Fue en Viena donde morí. Ya no estaba en la cocina, sino como criado del teniente y de los sargentos. Era un buen trabajo. Me amortajaron. Los diez amigos españoles velaron mi cadáver. No supe cómo ni por qué; pero, de pronto, a las cinco de la mañana me sentí muy enfermo, cataléptico, presa de una fiebre violenta. Llegó el jefe médico, la Vaca. «¿No te sientes mal? —me preguntó—. Mírate al espejo». El cuerpo se me puso de color escarlata. Había superado los cuarenta y dos grados. El termómetro no daba para más. Me quedé tieso. No sentía dolor.

Pedí un cigarrillo, el de la despedida. Me lo pusieron en los labios. Sentía los brazos rígidos, pegados al cuerpo. Las manos las tenía pálidas; no circulaba por ellas la sangre. Me quedé frío y ciego. Los diez españoles no me quitaban la vista de encima. Me tomaron el pulso. Nada. Había muerto. Me amarraron las manos a la altura del pecho. «Se le han quedado ojos de gato», susurró el toledano. «¿Quién tiene un pañuelo limpio?», pidió otro de los españoles. Me vendaron la cara. Salieron hacia el trabajo. No había perdido el sentido del oído porque escuché cómo se abría la puerta. Era un sanitario ruso amigo mío. Me prometió que robaría al SS unas tabletas de piramidón.

—Entraré en la enfermería —dijo— y robaré las grageas.

—Pero te juegas la vida por mí.

—¿No te la jugaste tú antes por mí? El problema es que las tabletas no surtan efecto o algo peor: que te maten aún más rápidamente.

—No importa; con tabletas o sin ellas moriré si ha llegado mi hora. Mejor probar las pastillas; pero cuidado, ruski, mucho cuidado.

Eran las cuatro de la tarde cuando entró en mi habitación. Debió de pensar que había llegado demasiado tarde. Yo estaba tieso, yerto, helado. Gruñí un poco. Hizo palanca con la cucharilla y me abrió la boca. A toda prisa el sanitario metió una rociada de tabletas de piramidón por la boca. Eran del tamaño de un duro. Empujó con el dedo y me goteó una taza de té. Pasó un tiempo; no recuerdo cuánto. Empecé a notar una cierta claridad en los ojos. El ruso estaba allí sentado al borde de la cama, anhelante. Noté que me volvía la vida y la sangre a circular por mis venas; movía las articulaciones. Me incorporé. En un santiamén me encontré fumando un cigarrillo con el enfermero. «Gracias, hermano —le abracé—. Me has salvado la vida».
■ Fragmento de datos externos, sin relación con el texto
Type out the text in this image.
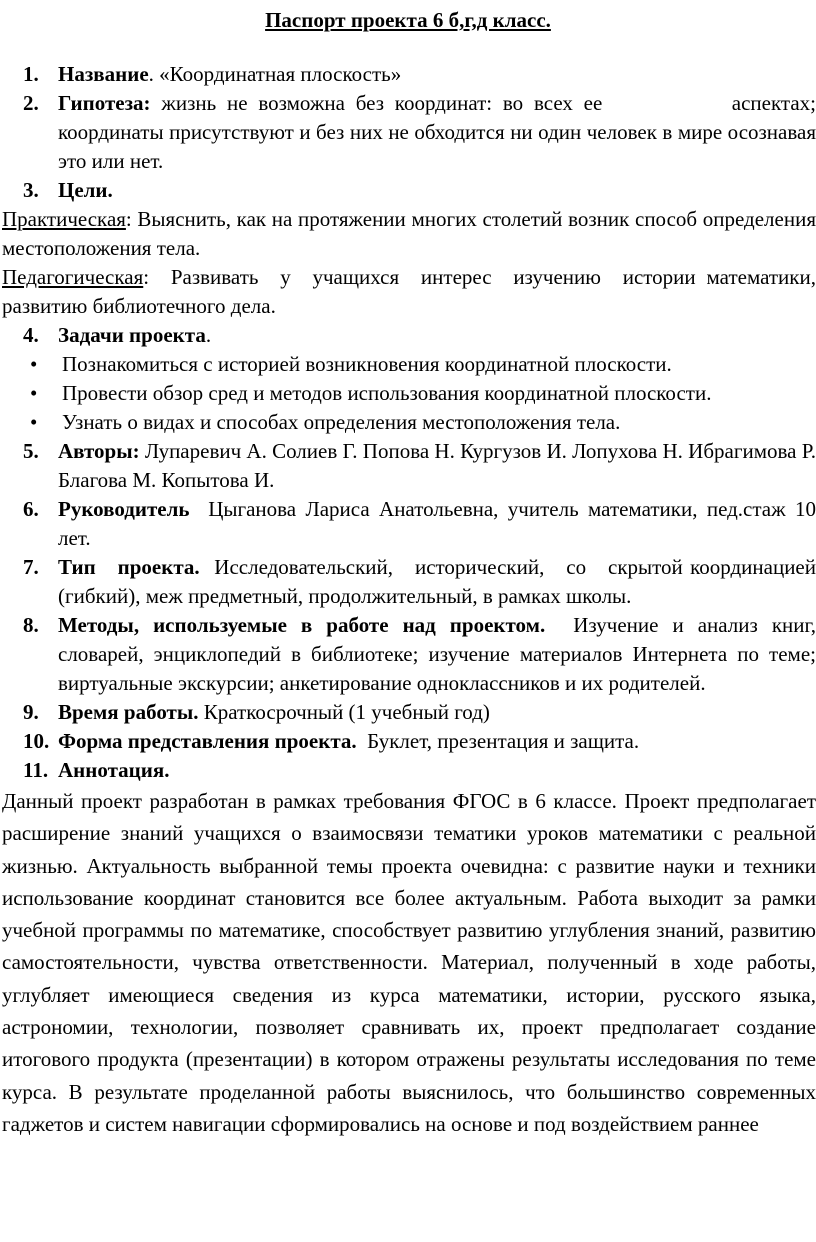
Паспорт проекта 6 б,г,д класс.
1. Название. «Координатная плоскость»
2. Гипотеза: жизнь не возможна без координат: во всех ее            аспектах; координаты присутствуют и без них не обходится ни один человек в мире осознавая это или нет.
3. Цели.
Практическая: Выяснить, как на протяжении многих столетий возник способ определения местоположения тела.
Педагогическая:  Развивать  у  учащихся  интерес  изучению  истории математики, развитию библиотечного дела.
4. Задачи проекта.
• Познакомиться с историей возникновения координатной плоскости.
• Провести обзор сред и методов использования координатной плоскости.
• Узнать о видах и способах определения местоположения тела.
5. Авторы: Лупаревич А. Солиев Г. Попова Н. Кургузов И. Лопухова Н. Ибрагимова Р. Благова М. Копытова И.
6. Руководитель  Цыганова Лариса Анатольевна, учитель математики, пед.стаж 10 лет.
7. Тип   проекта.  Исследовательский,   исторический,   со   скрытой координацией (гибкий), меж предметный, продолжительный, в рамках школы.
8. Методы, используемые в работе над проектом.  Изучение и анализ книг, словарей, энциклопедий в библиотеке; изучение материалов Интернета по теме; виртуальные экскурсии; анкетирование одноклассников и их родителей.
9. Время работы. Краткосрочный (1 учебный год)
10. Форма представления проекта.  Буклет, презентация и защита.
11. Аннотация.
Данный проект разработан в рамках требования ФГОС в 6 классе. Проект предполагает расширение знаний учащихся о взаимосвязи тематики уроков математики с реальной жизнью. Актуальность выбранной темы проекта очевидна: с развитие науки и техники использование координат становится все более актуальным. Работа выходит за рамки учебной программы по математике, способствует развитию углубления знаний, развитию самостоятельности, чувства ответственности. Материал, полученный в ходе работы, углубляет имеющиеся сведения из курса математики, истории, русского языка, астрономии, технологии, позволяет сравнивать их, проект предполагает создание итогового продукта (презентации) в котором отражены результаты исследования по теме курса. В результате проделанной работы выяснилось, что большинство современных гаджетов и систем навигации сформировались на основе и под воздействием раннее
Miré la hora: las seis y media. A la una y media de la tarde estaba muerto; y a las seis y media, resucitado. Cuando volvieron del trabajo los españoles, me vieron tan campante de charleta con el ruso. Se frotaban los ojos. Alguno de los compatriotas, espantado, echó a correr. «¿Con que tenía ojos de gato, eh, toledano?». Lo que era un velatorio terminó en risas y celebraciones. Yo estaba convencido de que saldría de allí con vida. «Aunque todos mueran —pensaba a veces—, saldré, saldré».